Moi, mes rêves, mes projets

Il est possible de se rétablir d’un Trouble Alimentaire (TA), j’en suis régulièrement témoin dans le cadre de ma pratique. Le rétablissement est un processus, une route sur laquelle il y aura des moments forts, des grandes victoires, mais aussi des obstacles et des défis.
Je ne vous apprends rien en vous disant que, malheureusement, il n’existe pas de recette magique pour guérir d’un TA. L’essentiel est d’être encadré par un suivi thérapeutique et, suite à cela, les morceaux du casse-tête qui mèneront à la guérison varieront inévitablement d’une personne à l’autre. J’avais envie de vous parler d’un morceau de ce même casse-tête qui, à mes yeux, consiste en une puissante force sur le chemin qu’est la guérison d’un TA : renouer avec soi, ses rêves et ses projets.

Je ne suis pas un TA

Souffrir d’un TA, c’est passer des heures et des heures à obséder, compter, comparer, culpabiliser et j’en passe ! Un TA, c’est très prenant, mais surtout envahissant; un peu comme une tache d’encre qui fuit sur tout ce qui l’entoure. Et puis c’est tellement fatiguant de vivre de l’anxiété, de l’inconfort et du découragement que l’on finit par laisser aller des aspects de notre vie : les sorties juste pour le fun, les activités sportives, les soupers en famille, le chum, la blonde, les amis et bien d’autres choses.
On perd aussi un peu le sens de ce qui nous fait du bien. De ce qui nous fait rire. De la connexion aux autres. De qui l’on est. Est-on devenu un TA sur deux pattes? Existe-t-il encore un « moi » derrière cette bête qui nous habite et qui nous prend tout ce que l’on a? La réponse est OUI! Mais il va falloir s’extirper un peu du TA pour tenter de prendre du recul. Accepter que notre réalité soit peut-être, pour l’instant, d’être aux prises avec un TA. Mais que derrière la maladie, il y a encore et toujours une personne, et que cette personne cherche à reprendre possession d’elle-même et de sa vie.
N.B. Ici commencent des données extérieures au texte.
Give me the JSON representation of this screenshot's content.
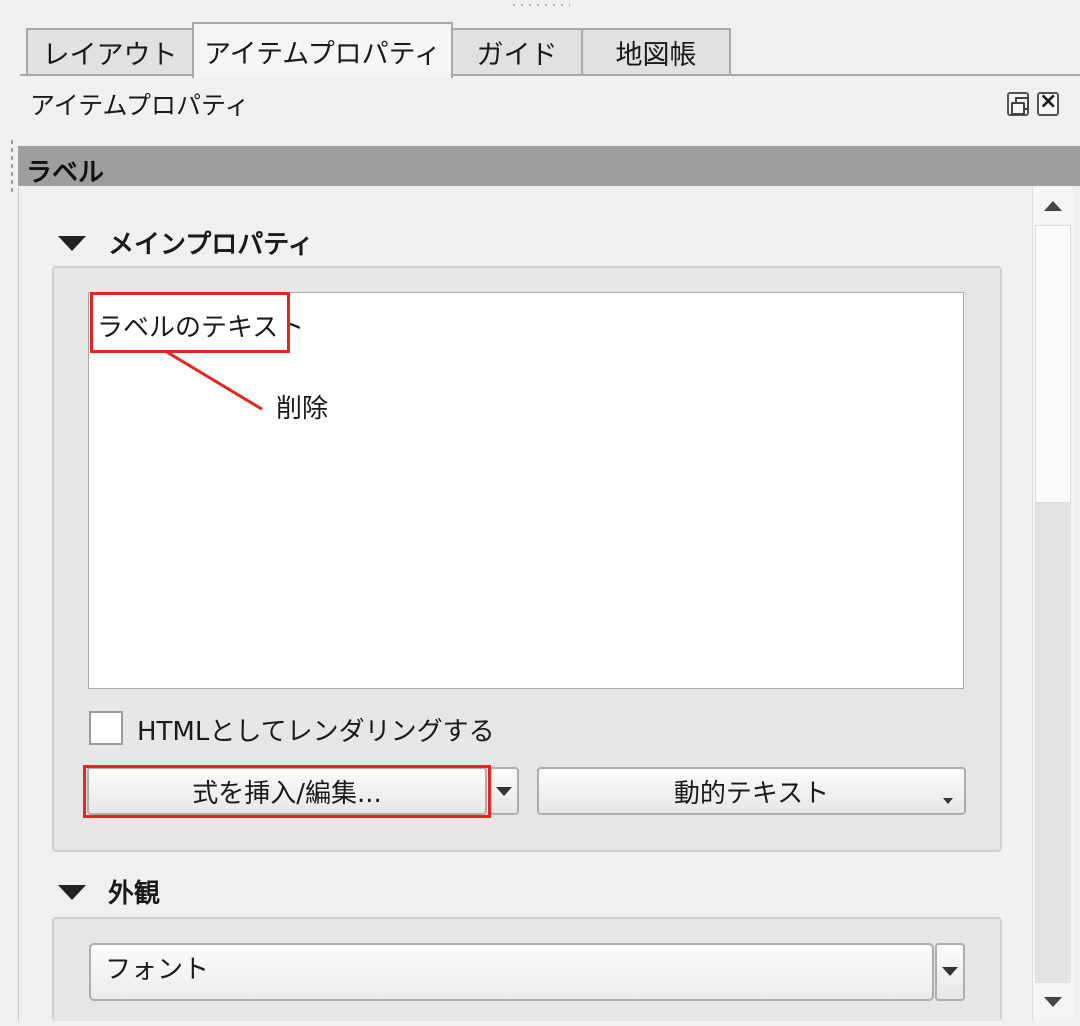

Qui étais-je avant mon TA?

Une façon de tenter de prendre un certain recul est de se remémorer qui l’on était avant le TA. Parfois, ce retour en arrière peut être douloureux et porteur d’émotions fortes. Pour certains, ce peut être aussi comme repenser à une ancienne vie qui n’a pas totalement été la nôtre. En même temps, c’est ce retour en arrière qui nous permettra de repenser à la dernière fois où l’on s’est senti bien, ce moment où l’on avait ri à en être plié en deux libre de soucis, ce voyage où l’on s’était réellement senti heureux et vivant.
Et à plus petite échelle, quelles étaient les activités que l’on aimait et qui nous permettaient d’afficher notre personnalité et nos couleurs? Est-ce qu’on aimait dessiner? Jouer du piano? Faire de la photo? L’idée est de créer des moments où l’on renouera avec certaines de ces choses qui ne sont pas liées au TA mais simplement à SOI.
Je fais habituellement face à une réticence considérable lorsque je propose de telles activités « thérapeutiques » à mes patients, mais faites-moi confiance, le résultat est à tout coup surprenant et inspirant.

Ma vie après le TA

Il y a la personne que l’on était avant le TA, mais il y a aussi – et surtout – celle que l’on souhaite et rêve d’être lorsque l’on sera libéré de la maladie. J’aime beaucoup l’exercice d’écriture qui nous permet de se projeter dans le futur en rédigeant deux textes distincts; un premier « quelle serait ma vie dans cinq ans sans TA » et un deuxième « quelle serait ma vie dans cinq ans si j’ai toujours mon TA ». L’idée derrière cet exercice est de prendre conscience de l’obstacle que consiste le TA face à des rêves ou des projets que l’on souhaiterait réaliser. C’est aussi l’occasion de forcer le TA à prendre moins de place en s’imaginant la liberté qui accompagnerait la guérison.
Et pourquoi ne pas attendre que le TA soit complètement disparu pour investir dans nos rêves et nos projets? Leurs accorder davantage d’importance dès maintenant aura l’effet d’affaiblir l’emprise du TA sur nous en permettant de nous accomplir dans de nouvelles sphères.

Se rétablir d’un TA est un processus complexe parsemé de hauts et de bas. L’idée est de cumuler le plus de morceaux possibles du casse-tête que représentera la guérison. Et tranquillement, on voit apparaître l’image…l’image du retour à soi-même et de la liberté. Renouer avec soi-même ainsi qu’avec ses rêves devient indéniablement une grande source de motivation pour guérir du TA. Et guérir devient à son tour la clé pour la réalisation de nos rêves.